There is a small café and bar at the facility for warm drinks and light food. The silica mud available at the pool edge is popular for face applications and follows the same logic as what you find at the Blue Lagoon: the fine mineral particles are supposed to benefit the skin. Whether you take that seriously or not is up to you, but the practice is harmless.
Plan for around two hours at the baths. That accounts for changing, the soak itself, a warm drink, and changing back out. Some people stay longer. If you are visiting in winter and timing it for the northern lights, you will likely want the flexibility of an open-ended evening.
When to go
The baths are open year-round. Each season has a genuine case to make.
Summer brings long daylight and mild air temperatures, making the steam less dramatic but the overall experience more comfortable. The surrounding landscape is green and the lake is active with birdlife. Crowds are at their highest, though still manageable compared to the south.
Winter is cold, which changes the bathing experience considerably. Steam rises in dense columns. The air temperature can drop far below freezing. Getting out of the water briefly to walk to a different part of the pool becomes an event in itself. If the aurora is active, which in the Mývatn region it often is on clear nights during the dark months, the combination of soaking in warm water while watching the lights overhead is one of the more singular experiences northern Iceland provides. Check the aurora forecast and cloud cover separately, since clear skies are the primary variable and cannot be predicted far in advance.
Spring and autumn offer a middle ground: fewer visitors than summer, milder conditions than winter, and good light for photography in the late afternoon.
Tips and responsible-visitor notes
A few practical points worth noting before you go:
- The water is alkaline, not acidic. It feels different from sulphurous hot springs and does not have the sharp eggy smell associated with places like Námaskarð nearby.
- Bring a waterproof bag or dry bag for your phone if you want to take photos from the pool edge. The humid, mineral-heavy air is hard on electronics.
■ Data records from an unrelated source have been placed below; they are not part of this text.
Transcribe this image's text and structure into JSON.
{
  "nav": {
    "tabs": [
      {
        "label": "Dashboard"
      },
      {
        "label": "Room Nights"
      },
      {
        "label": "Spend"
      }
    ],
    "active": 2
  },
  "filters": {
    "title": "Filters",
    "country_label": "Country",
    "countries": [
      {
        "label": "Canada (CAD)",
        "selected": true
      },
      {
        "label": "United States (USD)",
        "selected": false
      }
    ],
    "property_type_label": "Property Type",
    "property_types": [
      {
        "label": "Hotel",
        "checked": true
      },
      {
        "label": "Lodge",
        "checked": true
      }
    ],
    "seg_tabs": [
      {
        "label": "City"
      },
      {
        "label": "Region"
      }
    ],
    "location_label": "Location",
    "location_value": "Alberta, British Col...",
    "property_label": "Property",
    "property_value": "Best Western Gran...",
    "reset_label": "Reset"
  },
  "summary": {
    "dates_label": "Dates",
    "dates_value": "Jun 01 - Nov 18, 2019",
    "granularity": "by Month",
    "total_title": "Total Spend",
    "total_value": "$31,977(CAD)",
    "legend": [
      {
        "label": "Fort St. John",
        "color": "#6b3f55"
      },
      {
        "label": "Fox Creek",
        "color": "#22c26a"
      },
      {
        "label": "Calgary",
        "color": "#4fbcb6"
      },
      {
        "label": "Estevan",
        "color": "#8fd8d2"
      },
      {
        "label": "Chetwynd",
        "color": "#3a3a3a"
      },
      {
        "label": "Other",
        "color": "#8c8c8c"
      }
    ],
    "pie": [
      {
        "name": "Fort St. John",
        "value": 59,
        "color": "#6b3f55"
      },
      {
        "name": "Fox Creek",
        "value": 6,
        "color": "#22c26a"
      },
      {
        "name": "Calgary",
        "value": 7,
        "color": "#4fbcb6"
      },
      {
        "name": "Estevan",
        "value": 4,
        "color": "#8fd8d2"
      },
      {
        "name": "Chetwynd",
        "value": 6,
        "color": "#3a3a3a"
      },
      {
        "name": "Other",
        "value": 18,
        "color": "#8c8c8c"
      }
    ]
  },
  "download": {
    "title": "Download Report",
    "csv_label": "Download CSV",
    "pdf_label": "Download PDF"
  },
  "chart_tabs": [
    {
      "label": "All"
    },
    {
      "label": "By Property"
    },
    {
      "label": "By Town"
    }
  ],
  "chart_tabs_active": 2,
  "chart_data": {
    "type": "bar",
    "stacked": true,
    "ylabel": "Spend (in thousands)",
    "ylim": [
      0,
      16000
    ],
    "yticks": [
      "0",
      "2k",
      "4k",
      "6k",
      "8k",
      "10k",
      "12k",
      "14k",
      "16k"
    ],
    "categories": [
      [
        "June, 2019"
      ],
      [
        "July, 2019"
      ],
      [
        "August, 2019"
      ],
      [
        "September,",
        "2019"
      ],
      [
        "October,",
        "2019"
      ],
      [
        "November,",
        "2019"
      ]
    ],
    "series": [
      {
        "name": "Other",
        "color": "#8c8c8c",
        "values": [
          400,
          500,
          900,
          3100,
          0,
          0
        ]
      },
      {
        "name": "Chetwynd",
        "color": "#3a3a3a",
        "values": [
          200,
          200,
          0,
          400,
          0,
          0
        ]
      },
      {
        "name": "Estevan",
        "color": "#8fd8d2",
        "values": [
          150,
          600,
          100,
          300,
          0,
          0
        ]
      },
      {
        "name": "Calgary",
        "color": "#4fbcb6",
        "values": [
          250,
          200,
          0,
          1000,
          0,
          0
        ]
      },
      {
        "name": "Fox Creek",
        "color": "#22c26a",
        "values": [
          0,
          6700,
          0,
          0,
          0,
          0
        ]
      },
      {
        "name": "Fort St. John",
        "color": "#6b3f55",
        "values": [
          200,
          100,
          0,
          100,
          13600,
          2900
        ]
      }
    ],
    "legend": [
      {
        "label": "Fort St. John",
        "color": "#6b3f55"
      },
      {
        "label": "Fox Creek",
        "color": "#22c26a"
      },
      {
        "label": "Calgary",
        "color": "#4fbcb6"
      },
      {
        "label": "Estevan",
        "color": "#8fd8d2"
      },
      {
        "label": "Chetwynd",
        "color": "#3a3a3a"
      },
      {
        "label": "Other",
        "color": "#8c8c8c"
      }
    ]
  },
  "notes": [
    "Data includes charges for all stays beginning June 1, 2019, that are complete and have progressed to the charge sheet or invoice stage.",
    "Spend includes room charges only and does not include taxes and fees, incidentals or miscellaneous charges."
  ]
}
- Book ahead during peak summer weeks. The baths limit capacity, and arriving without a reservation during a busy period may mean a wait or a turned-away visit.
- The road between Reykjahlíð and the baths is short, but in winter it can close or become hazardous. Check road conditions at road.is before driving in the dark months.
- Respect the no-glass rule in and around the pool area. This is standard at geothermal bathing facilities across Iceland.
The Mývatn Nature Baths will not suit everyone. The admission price is significant, the facility is not elaborate, and the water is chemically unusual in ways that some people find off-putting. But the setting is specific to this part of Iceland in a way that is hard to replicate, and on a clear evening with the lake visible below and the steam rising into cold air, it earns its place on the itinerary.